Живую изгородь я раздвинула в том месте, где, по моим расчетам, ветви были тоньше всего; я шла по самой середине сада, по щебню — щебень насыпали, чтобы в саду можно было гулять и в сырую погоду. Я шла босиком, щебень впивался в подошвы ног. Почуяв меня, лань затопала, фыркнула — но быстро узнала мою руку и успокоилась. Я почти не видела ее — скорее угадывала. С тех пор, как она научилась открывать загон, ее привязывали на ночь; конечно, чтобы сорвать кольцо с гвоздя, большой силы не требовалось. Мне стало страшно лишь в тот момент, когда дверца протяжно заскрипела; я даже присела рядом с ланью, которая все глубже, все тревожнее втягивала воздух. Но когда я выпрямилась и пошла с ней прочь от загона, она послушно двинулась за мной; даже едва видя ее, я чувствовала: ее переполняет та же ликующая радость, что и меня. Ночь была великолепная. Я с трудом заставила лань пролезть через живую изгородь; сначала она упрямилась, тогда я вытоптала проход пошире и вывела ее, намотав поводок себе на запястье.
В Сольноке, после ужина, мы вышли погулять на берег. Собирался дождь; вода не поблескивала, как обычно: текла матовая, коричневая. Мы стояли у самой Тисы, я прислонилась к тебе спиной, каждый звук разносился далеко-далеко, у наших ног стонали лягушки, пахло водой, рыбой, цветами. Я как-то особенно остро чувствовала, что нахожусь не в столице, а в провинции, впервые за много лет в естественной, привычной обстановке.
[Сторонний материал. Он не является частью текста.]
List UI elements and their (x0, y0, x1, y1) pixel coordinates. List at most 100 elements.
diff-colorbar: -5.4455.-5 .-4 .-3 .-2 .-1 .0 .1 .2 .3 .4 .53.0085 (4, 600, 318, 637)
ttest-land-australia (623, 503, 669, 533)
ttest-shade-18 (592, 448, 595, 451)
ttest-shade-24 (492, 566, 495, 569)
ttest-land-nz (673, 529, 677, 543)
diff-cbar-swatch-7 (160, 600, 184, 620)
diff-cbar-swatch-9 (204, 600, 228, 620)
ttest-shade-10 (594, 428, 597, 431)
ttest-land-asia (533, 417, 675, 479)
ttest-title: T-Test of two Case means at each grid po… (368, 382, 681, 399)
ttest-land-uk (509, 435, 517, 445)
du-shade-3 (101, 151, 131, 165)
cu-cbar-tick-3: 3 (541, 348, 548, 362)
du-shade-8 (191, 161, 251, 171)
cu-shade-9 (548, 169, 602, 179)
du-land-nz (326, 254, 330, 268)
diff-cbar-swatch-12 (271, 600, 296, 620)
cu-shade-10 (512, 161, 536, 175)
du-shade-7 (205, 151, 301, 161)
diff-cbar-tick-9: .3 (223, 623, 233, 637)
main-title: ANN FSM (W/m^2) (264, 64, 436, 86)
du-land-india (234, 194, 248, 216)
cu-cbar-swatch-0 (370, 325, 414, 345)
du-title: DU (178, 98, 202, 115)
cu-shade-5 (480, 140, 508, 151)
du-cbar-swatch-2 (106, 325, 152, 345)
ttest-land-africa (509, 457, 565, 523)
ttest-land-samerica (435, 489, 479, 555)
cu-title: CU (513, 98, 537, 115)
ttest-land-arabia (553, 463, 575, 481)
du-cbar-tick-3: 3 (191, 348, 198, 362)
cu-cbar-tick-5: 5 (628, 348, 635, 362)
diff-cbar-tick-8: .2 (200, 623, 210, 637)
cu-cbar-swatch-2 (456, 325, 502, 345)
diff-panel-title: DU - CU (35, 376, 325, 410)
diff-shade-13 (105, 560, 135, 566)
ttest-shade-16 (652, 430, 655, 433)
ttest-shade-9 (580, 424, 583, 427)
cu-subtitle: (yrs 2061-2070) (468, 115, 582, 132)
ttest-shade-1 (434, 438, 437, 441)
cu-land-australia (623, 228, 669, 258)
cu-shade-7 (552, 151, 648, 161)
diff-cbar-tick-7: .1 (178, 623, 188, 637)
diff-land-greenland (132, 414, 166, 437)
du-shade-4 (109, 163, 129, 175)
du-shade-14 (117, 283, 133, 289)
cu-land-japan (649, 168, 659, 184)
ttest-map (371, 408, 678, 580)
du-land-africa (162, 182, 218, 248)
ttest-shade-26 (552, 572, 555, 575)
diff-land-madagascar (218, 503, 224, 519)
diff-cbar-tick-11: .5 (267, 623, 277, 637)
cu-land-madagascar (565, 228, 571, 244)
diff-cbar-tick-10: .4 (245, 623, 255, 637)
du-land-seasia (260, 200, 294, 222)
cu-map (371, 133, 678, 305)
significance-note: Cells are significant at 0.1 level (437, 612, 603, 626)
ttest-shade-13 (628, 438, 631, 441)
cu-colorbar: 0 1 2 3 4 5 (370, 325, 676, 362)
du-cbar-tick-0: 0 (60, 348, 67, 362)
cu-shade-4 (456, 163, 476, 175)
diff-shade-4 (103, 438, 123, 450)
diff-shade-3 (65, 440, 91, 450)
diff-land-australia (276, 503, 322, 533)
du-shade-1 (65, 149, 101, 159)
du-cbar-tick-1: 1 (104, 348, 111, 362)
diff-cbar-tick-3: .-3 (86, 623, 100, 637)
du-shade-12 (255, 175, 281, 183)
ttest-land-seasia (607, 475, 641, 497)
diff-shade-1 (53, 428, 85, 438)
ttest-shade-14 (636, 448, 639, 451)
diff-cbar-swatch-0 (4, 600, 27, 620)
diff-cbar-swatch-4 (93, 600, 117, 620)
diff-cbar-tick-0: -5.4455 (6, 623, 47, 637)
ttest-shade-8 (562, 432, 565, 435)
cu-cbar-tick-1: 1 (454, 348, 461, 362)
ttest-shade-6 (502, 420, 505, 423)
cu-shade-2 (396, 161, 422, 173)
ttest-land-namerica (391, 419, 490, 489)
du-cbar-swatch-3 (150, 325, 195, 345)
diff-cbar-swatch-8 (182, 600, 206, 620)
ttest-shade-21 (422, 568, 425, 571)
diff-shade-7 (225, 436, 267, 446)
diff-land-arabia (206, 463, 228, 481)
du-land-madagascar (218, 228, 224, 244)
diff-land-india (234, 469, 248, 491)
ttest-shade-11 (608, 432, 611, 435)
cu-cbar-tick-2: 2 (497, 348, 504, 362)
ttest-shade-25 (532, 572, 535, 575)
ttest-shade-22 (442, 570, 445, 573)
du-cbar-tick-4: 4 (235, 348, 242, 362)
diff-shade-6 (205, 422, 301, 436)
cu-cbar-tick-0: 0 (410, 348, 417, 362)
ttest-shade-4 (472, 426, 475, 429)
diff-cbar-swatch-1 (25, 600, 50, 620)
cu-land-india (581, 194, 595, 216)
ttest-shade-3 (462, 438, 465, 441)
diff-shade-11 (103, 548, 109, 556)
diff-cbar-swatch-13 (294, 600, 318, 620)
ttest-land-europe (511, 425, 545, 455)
Сколько я ни живу в Будапеште, а все никак не привыкну к нему, с раздражением перенося шум, пыль, толкотню, витрины… Все здесь нелепо и в то же время неприятно.
Тогда, в Сольноке, когда я стояла, прислонившись к тебе, ты спросил, о чем я думаю, а я ответила: об ужине; но думала я не об ужине, думала я о том, как эта ночь похожа на другую, когда я украла у Ангелы лань и потом вела ее по Мощеной улице, к новой станции, под низким, ватным, набрякшим влагой небом, вела и чувствовала, что вот сейчас я ее отпущу и уже никогда больше не увижу — но, по крайней мере, отпущу ее я, и она вернется в лес и будет счастлива. Ангела же навсегда лишится ее, и всех денег дяди Доми не хватит, чтобы заполучить лань обратно — если я ее отпустила. Мне хотелось видеть, как она поскачет на своих тонких, изящных ногах и скроется в чаще, в темноте.
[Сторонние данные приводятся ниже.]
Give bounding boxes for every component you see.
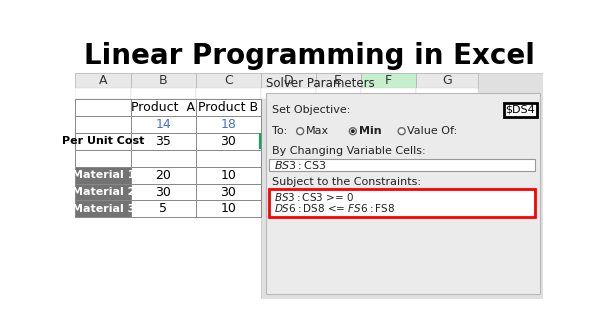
Bar — [131, 116, 195, 133]
Bar — [195, 150, 261, 167]
Bar — [417, 88, 478, 99]
Bar — [75, 183, 131, 201]
Text: 30: 30 — [221, 135, 236, 148]
Bar — [266, 93, 540, 294]
Bar — [315, 73, 361, 88]
Text: Material 3: Material 3 — [72, 204, 135, 214]
Text: G: G — [443, 74, 452, 87]
Text: F: F — [385, 74, 392, 87]
Text: Set Objective:: Set Objective: — [272, 104, 350, 115]
Text: Max: Max — [306, 126, 329, 136]
Text: 14: 14 — [156, 118, 171, 131]
Text: Product  A: Product A — [131, 101, 195, 114]
Bar — [75, 150, 131, 167]
Bar — [504, 103, 537, 117]
Text: $BS3:$CS3 >= 0: $BS3:$CS3 >= 0 — [274, 191, 354, 203]
Text: 10: 10 — [221, 203, 236, 215]
Bar — [75, 99, 131, 116]
Bar — [361, 88, 417, 99]
Bar — [131, 99, 195, 116]
Bar — [269, 159, 535, 171]
Bar — [195, 183, 261, 201]
Bar — [261, 73, 315, 88]
Bar — [195, 167, 261, 183]
Bar — [261, 73, 543, 299]
Text: By Changing Variable Cells:: By Changing Variable Cells: — [272, 146, 426, 156]
Bar — [269, 189, 535, 217]
Bar — [195, 99, 261, 116]
Text: Per Unit Cost: Per Unit Cost — [62, 136, 145, 146]
Text: Value Of:: Value Of: — [408, 126, 458, 136]
Text: 18: 18 — [221, 118, 236, 131]
Bar — [195, 73, 261, 88]
Bar — [195, 116, 261, 133]
Text: Product B: Product B — [198, 101, 259, 114]
Text: Linear Programming in Excel: Linear Programming in Excel — [84, 42, 534, 71]
Text: 10: 10 — [221, 169, 236, 181]
Bar — [75, 73, 131, 88]
Bar — [131, 201, 195, 217]
Text: C: C — [224, 74, 233, 87]
Bar — [131, 88, 195, 99]
Bar — [131, 73, 195, 88]
Text: B: B — [159, 74, 168, 87]
Bar — [195, 133, 261, 150]
Text: To:: To: — [272, 126, 288, 136]
Text: 30: 30 — [221, 185, 236, 199]
Bar — [75, 133, 131, 150]
Bar — [75, 116, 131, 133]
Text: 35: 35 — [156, 135, 171, 148]
Bar — [361, 73, 417, 88]
Bar — [75, 88, 131, 99]
Text: Solver Parameters: Solver Parameters — [266, 77, 375, 90]
Bar — [131, 150, 195, 167]
Circle shape — [351, 129, 355, 133]
Bar — [195, 201, 261, 217]
Bar — [131, 133, 195, 150]
Bar — [75, 201, 131, 217]
Text: Material 2: Material 2 — [72, 187, 135, 197]
Text: A: A — [99, 74, 107, 87]
Text: $BS3:$CS3: $BS3:$CS3 — [274, 159, 327, 171]
Bar — [131, 183, 195, 201]
Text: Material 1: Material 1 — [72, 170, 135, 180]
Bar — [261, 88, 315, 99]
Text: E: E — [334, 74, 342, 87]
Bar — [75, 167, 131, 183]
Bar — [131, 167, 195, 183]
Bar — [195, 88, 261, 99]
Circle shape — [398, 128, 405, 135]
Bar — [417, 73, 478, 88]
Bar — [259, 133, 261, 149]
Text: Subject to the Constraints:: Subject to the Constraints: — [272, 177, 421, 187]
Bar — [315, 88, 361, 99]
Text: D: D — [283, 74, 293, 87]
Text: 5: 5 — [159, 203, 168, 215]
Circle shape — [349, 128, 356, 135]
Circle shape — [297, 128, 304, 135]
Text: Min: Min — [359, 126, 381, 136]
Text: $DS6:$DS8 <= $FS6:$FS8: $DS6:$DS8 <= $FS6:$FS8 — [274, 202, 395, 214]
Text: 20: 20 — [156, 169, 171, 181]
Text: $DS4: $DS4 — [505, 104, 535, 115]
Text: 30: 30 — [156, 185, 171, 199]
Пошел дождь, медленные его капли падали мне на волосы. Лань беспокоилась, дергала поводок, я с трудом держала ее. Она привыкла гулять по другим улицам; здесь же все было чужим, да и я, собственно говоря, была для нее чужой; приходилось сдерживать ее изо всех сил. Ремешок врезался мне в руку; под конец уже не я вела ее: скорее она тащила меня. Нам оставалось свернуть в переулок, откуда дорога вела к лесу, — и тут со стороны нового вокзала послышался тяжелый грохот товарного поезда. Лань вырвалась у меня и метнулась на рельсы.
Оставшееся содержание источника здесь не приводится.